蔡翠知道今日机会难得,以后再难接触到韩正阳和赵六郎这个层次的人,因此使出了浑身解数,孔雀开屏般展现出自己的优点,长袖善舞,能诗善画,温柔甜美。
祁素梅都看得呆了,心道:蔡翠莫不是看上我的表哥了吧?
她忙寻了个机会,悄悄告诉蔡翠:“我表哥已经有未婚妻了,正是益阳侯的次女,是自幼订下的婚事”
祁素梅还是善良的,她担心蔡翠动了心却被辜负。
蔡翠听了,笑着道:“是么?那可真是门当户对了!”
祁素梅想了想,抬眼看向坐在蔡翠对面的赵瑜——她自是知道赵瑜的真实身份——忙低声道:“赵六郎身份高贵,将来是要娶高门贵族之女为妻的!”
蔡翠笑了,水汪汪杏眼闪着狡黠的光——她没想着要做妻子啊,她想的就是作妾!
宁做英雄妾,莫为庸人妻。
做亲王的侍妾,也是很不错的!
见蔡翠不以为意,祁素梅便又低声问了一句:“阿翠,你说钟小哥是青芷的童养夫,这是真的么?”
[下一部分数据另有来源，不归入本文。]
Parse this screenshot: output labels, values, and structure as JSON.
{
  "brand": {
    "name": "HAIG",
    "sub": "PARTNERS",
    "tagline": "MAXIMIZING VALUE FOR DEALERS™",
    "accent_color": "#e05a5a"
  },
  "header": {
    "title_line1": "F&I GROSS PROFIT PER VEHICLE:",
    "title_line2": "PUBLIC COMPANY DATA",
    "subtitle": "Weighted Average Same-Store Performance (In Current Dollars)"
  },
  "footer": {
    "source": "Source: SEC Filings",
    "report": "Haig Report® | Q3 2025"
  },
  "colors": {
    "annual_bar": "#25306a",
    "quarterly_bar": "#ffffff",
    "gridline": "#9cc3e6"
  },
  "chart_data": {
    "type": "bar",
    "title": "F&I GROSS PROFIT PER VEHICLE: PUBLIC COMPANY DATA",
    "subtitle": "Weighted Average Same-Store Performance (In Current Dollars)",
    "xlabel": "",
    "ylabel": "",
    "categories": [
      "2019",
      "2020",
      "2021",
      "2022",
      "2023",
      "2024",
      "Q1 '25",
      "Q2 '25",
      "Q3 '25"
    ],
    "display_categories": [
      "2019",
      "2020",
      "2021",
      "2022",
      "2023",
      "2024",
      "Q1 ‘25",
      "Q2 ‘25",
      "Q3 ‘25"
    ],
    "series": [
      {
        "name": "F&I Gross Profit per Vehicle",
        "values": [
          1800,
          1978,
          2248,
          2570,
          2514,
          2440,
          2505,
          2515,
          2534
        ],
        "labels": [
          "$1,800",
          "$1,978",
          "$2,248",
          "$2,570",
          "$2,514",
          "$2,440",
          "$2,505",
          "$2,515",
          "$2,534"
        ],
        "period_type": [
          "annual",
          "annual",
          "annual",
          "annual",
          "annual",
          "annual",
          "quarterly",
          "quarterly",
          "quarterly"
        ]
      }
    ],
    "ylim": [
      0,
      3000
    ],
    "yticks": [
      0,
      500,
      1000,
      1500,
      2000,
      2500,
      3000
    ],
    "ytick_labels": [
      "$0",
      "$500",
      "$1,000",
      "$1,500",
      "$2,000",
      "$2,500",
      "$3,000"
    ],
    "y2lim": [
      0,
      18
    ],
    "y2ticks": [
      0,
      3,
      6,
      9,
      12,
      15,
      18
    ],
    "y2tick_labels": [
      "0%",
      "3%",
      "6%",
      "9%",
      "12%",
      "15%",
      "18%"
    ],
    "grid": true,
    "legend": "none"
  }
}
蔡翠自是知道祁素梅对钟佳霖的心思,撩了祁素梅一眼,顺手替青芷拉了一把仇恨值:“也就你不知道了,我们蔡家庄人谁不知道啊!虞先生没有儿子,收留钟佳霖就是为了给青芷做童养夫,不然虞先生干嘛那么好心?”
祁素梅心里有些难受,半日没说话。
蔡翠含情脉脉看向赵瑜。
韩正阳发现了蔡翠在勾引赵瑜,便凑近赵瑜,低声说了几句。
赵瑜生在皇室,早早就被宫女勾引着了解了风月之事,原本就有些荤素不禁,听了韩正阳的话,不禁笑了起来,轻轻说了一声“好”。
片刻之后,赵瑜借口净手,起身去了。
蔡翠见状,想要抓住这个机会,便也寻了个借口,起身去了。
见蔡翠走了,韩正阳也起身过去了。
祁家的别业是新置买的,什么都是新的,给韩正阳和赵瑜准备的屋子也豪华舒适。
赵瑜早屏退了侍候的人,独自坐在屋子里的罗汉床上饮茶。
蔡翠悄悄走了过去,轻轻敲了敲门:“赵六郎在么?”
赵瑜轻笑一声,道:“进来吧!”
蔡翠推开门,走了进去,却见赵六郎坐在紫檀木罗汉床上,正笑吟吟看着自己,灯光中他的脸越发的俊俏风流,她不禁有些踌躇,觉得自己会不会太大胆了。
赵瑜轻笑一声,道:“过来吧!”
蔡翠深吸一口气,告诉自己:富贵险中求,这种机会可遇不可求,豁出去,也许就能为自己赢得锦绣未来!
想到这里,她的笑容愈发妩媚,莲步轻移走了过去。
赵瑜一把抱住了投进自己怀里的蔡翠。
蔡翠浑身发软,依偎在赵瑜怀里,低低叫了声“六郎”。
赵瑜伸手熄了灯盏,把蔡翠摁在了罗汉床上
屋子里一片黑暗,只有男女急促的呼吸声和衣衫的窸窣声,很快罗汉床就摇动了起来
韩正阳听了半日壁脚,待赵瑜完事,便走了进来
不知春风几度,蔡翠正浑身酸痛晕晕沉沉,忽然听到“嗤”的一声划火石的声音。
她睁开眼睛一看,发现了眼前的景象,几乎晕了过去。
赵瑜已经离开了。
此时和她一起呆在一起的正是韩正阳。
韩正阳点着了灯盏,慢条斯理罩上灯罩,笑嘻嘻瞅了蔡翠一眼,道:“阿翠,你可真是好风情啊!”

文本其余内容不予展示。